I have known a few nifty horses who could untie themselves and open stall doors. One horse I knew would not stop at just letting himself out of the stall, he would also release all his barn mates too! This was problematic for the barn owners, and this particular horse soon found himself bolted in his stall with a special lock he could not unlatch himself. He quickly realized no amount of fiddling with the latch would open the door and the behavior diminished. This is another example of extinction. The reinforcement, escaping/freedom, was no longer the outcome, which is why the behavior stopped, not because the behavior was punished. There was nothing to take away as consequence for fiddling with the latch. Freedom could not be taken away as punishment for his crime of trying to open the stall door, because he was already locked in his stall! Trying to open the latch=nothing/no reinforcement. The behavior did not work. So, he quit.
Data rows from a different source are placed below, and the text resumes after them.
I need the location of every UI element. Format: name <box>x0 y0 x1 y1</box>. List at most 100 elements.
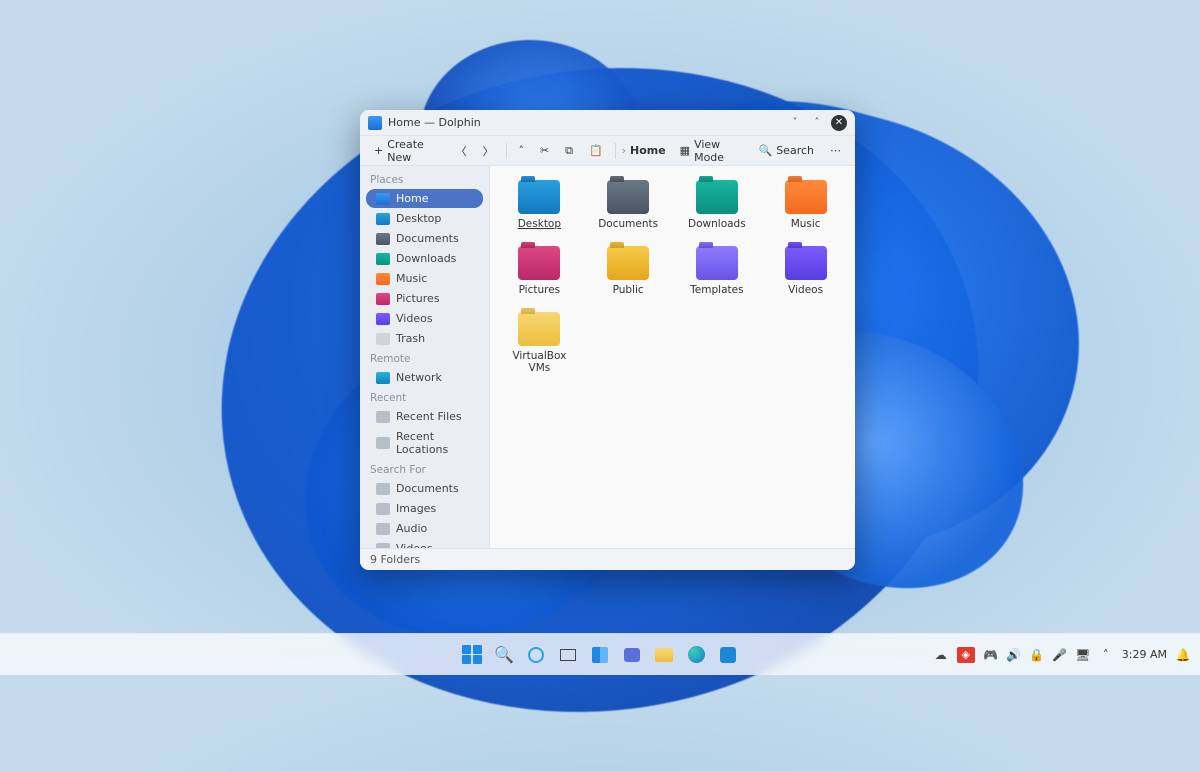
cortana-button[interactable] <box>523 642 549 668</box>
folder-label: Downloads <box>688 218 746 230</box>
sidebar-item-documents[interactable]: Documents <box>366 479 483 498</box>
sidebar-group-label: Remote <box>360 349 489 367</box>
copy-button[interactable]: ⧉ <box>559 141 579 161</box>
paste-button[interactable]: 📋 <box>583 141 609 160</box>
folder-icon <box>376 233 390 245</box>
menu-button[interactable]: ⋯ <box>824 141 847 160</box>
sidebar-item-label: Desktop <box>396 212 441 225</box>
sidebar-item-label: Music <box>396 272 427 285</box>
folder-pictures[interactable]: Pictures <box>498 242 581 300</box>
folder-icon <box>518 180 560 214</box>
sidebar-item-label: Downloads <box>396 252 456 265</box>
sidebar-item-label: Pictures <box>396 292 440 305</box>
folder-icon <box>376 253 390 265</box>
separator <box>506 143 507 159</box>
taskview-icon <box>560 649 576 661</box>
gamepad-icon[interactable]: 🎮 <box>984 648 998 662</box>
sidebar-item-home[interactable]: Home <box>366 189 483 208</box>
folder-label: Public <box>613 284 644 296</box>
maximize-button[interactable]: ˄ <box>809 115 825 131</box>
lock-icon[interactable]: 🔒 <box>1030 648 1044 662</box>
folder-icon <box>376 483 390 495</box>
sidebar-item-images[interactable]: Images <box>366 499 483 518</box>
close-button[interactable]: ✕ <box>831 115 847 131</box>
folder-icon <box>376 543 390 549</box>
sidebar-item-audio[interactable]: Audio <box>366 519 483 538</box>
search-icon: 🔍 <box>759 144 773 157</box>
store-button[interactable] <box>715 642 741 668</box>
edge-button[interactable] <box>683 642 709 668</box>
sidebar-item-videos[interactable]: Videos <box>366 539 483 548</box>
create-new-button[interactable]: + Create New <box>368 135 446 167</box>
breadcrumb[interactable]: Home <box>630 144 666 157</box>
sidebar-item-trash[interactable]: Trash <box>366 329 483 348</box>
up-button[interactable]: ˄ <box>512 141 530 160</box>
folder-music[interactable]: Music <box>764 176 847 234</box>
widgets-button[interactable] <box>587 642 613 668</box>
sidebar-group-label: Recent <box>360 388 489 406</box>
sidebar-item-network[interactable]: Network <box>366 368 483 387</box>
tray-chevron-up-icon[interactable]: ˄ <box>1099 648 1113 662</box>
sidebar-item-desktop[interactable]: Desktop <box>366 209 483 228</box>
minimize-button[interactable]: ˅ <box>787 115 803 131</box>
sidebar-item-recent-locations[interactable]: Recent Locations <box>366 427 483 459</box>
folder-icon <box>696 246 738 280</box>
folder-downloads[interactable]: Downloads <box>676 176 759 234</box>
folder-label: Desktop <box>518 218 561 230</box>
folder-desktop[interactable]: Desktop <box>498 176 581 234</box>
store-icon <box>720 647 736 663</box>
status-text: 9 Folders <box>370 553 420 566</box>
forward-button[interactable]: 〉 <box>477 140 500 162</box>
app-icon <box>368 116 382 130</box>
display-icon[interactable]: 🖥 <box>1076 648 1090 662</box>
folder-virtualbox-vms[interactable]: VirtualBox VMs <box>498 308 581 378</box>
folder-videos[interactable]: Videos <box>764 242 847 300</box>
folder-documents[interactable]: Documents <box>587 176 670 234</box>
sidebar-item-music[interactable]: Music <box>366 269 483 288</box>
chat-button[interactable] <box>619 642 645 668</box>
sidebar-item-label: Images <box>396 502 436 515</box>
back-button[interactable]: 〈 <box>450 140 473 162</box>
folder-icon <box>376 293 390 305</box>
sidebar-item-recent-files[interactable]: Recent Files <box>366 407 483 426</box>
notifications-icon[interactable]: 🔔 <box>1176 648 1190 662</box>
folder-icon <box>607 246 649 280</box>
folder-icon <box>655 648 673 662</box>
titlebar[interactable]: Home — Dolphin ˅ ˄ ✕ <box>360 110 855 136</box>
sidebar-item-videos[interactable]: Videos <box>366 309 483 328</box>
folder-templates[interactable]: Templates <box>676 242 759 300</box>
explorer-button[interactable] <box>651 642 677 668</box>
folder-icon <box>696 180 738 214</box>
folder-icon <box>518 312 560 346</box>
folder-public[interactable]: Public <box>587 242 670 300</box>
folder-label: VirtualBox VMs <box>502 350 577 374</box>
plus-icon: + <box>374 144 383 157</box>
folder-label: Videos <box>788 284 823 296</box>
sidebar-item-label: Recent Locations <box>396 430 473 456</box>
folder-icon <box>607 180 649 214</box>
folder-icon <box>376 333 390 345</box>
separator <box>615 143 616 159</box>
sidebar-item-pictures[interactable]: Pictures <box>366 289 483 308</box>
search-icon: 🔍 <box>494 645 514 664</box>
view-mode-button[interactable]: ▦ View Mode <box>674 135 749 167</box>
cut-button[interactable]: ✂ <box>534 141 555 160</box>
sidebar-item-label: Recent Files <box>396 410 462 423</box>
cloud-icon[interactable]: ☁ <box>934 648 948 662</box>
sidebar-item-label: Videos <box>396 542 433 548</box>
microphone-icon[interactable]: 🎤 <box>1053 648 1067 662</box>
search-taskbar-button[interactable]: 🔍 <box>491 642 517 668</box>
search-button[interactable]: 🔍 Search <box>753 141 821 160</box>
clock[interactable]: 3:29 AM <box>1122 648 1167 661</box>
toolbar: + Create New 〈 〉 ˄ ✂ ⧉ 📋 › Home ▦ View M… <box>360 136 855 166</box>
sidebar-item-label: Audio <box>396 522 427 535</box>
volume-icon[interactable]: 🔊 <box>1007 648 1021 662</box>
sidebar-group-label: Places <box>360 170 489 188</box>
folder-icon <box>785 246 827 280</box>
start-button[interactable] <box>459 642 485 668</box>
taskview-button[interactable] <box>555 642 581 668</box>
anydesk-tray-icon[interactable]: ◈ <box>957 647 975 663</box>
taskbar-center: 🔍 <box>459 642 741 668</box>
sidebar-item-documents[interactable]: Documents <box>366 229 483 248</box>
sidebar-item-downloads[interactable]: Downloads <box>366 249 483 268</box>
If I don't go to work, I don't get a paycheck. Reinforcement, in the form of my paycheck is contingent on me showing up to work and doing my job. If my boss does not give me a paycheck because I did not come to work all week, I missed an opportunity for reinforcement. My boss did not take my paycheck away as consequence for not showing up- I never got a check. Reinforcement is not being added. Nothing is being taken from me. Staying at home=no reinforcement.
Now, if I show up to work and put in my time I should earn a check that reflects the hours I worked, but my production is low, so my boss docks my pay, now he is taking something away from me, and this is negative punishment. Low production=money taken away.
Reward based training does focus on giving or adding a reward/appetitive for the correct response. But that is an overly simplified explanation. The biggest part of reward-based training is setting the learner up to succeed in the first place, so they don’t experience a lot of failure that results in confusion and frustration. Basically, this means we try to limit incorrect responses in the first place. This involves things like environmental and antecedent arrangement, shaping and thin slicing, using targets and mats to explain what we want so we can initiate those reinforceable moments.
Basically, no reinforcement is no reinforcement. You cannot subtract or remove an appetitive that has never been given in the first place. Not reinforcing incorrect responses is not quite the same as negative punishment. And last, reward-based training works best when you find a rhythm. When the horse steadily offers correct responses that he in turn receives reinforcement for. If you hit a dead spot, it’s best to evaluate how you can help the horse get it right, and regain momentum. If there are a lot of lulls or incorrect responses, that is not ideal. Rearrange the training situation. Lower the criteria, return to the previous step in your shaping plan, use a target, figure out how to explain what you want better. Set the horse up to give the correct response, so when you try again you can hit your stride.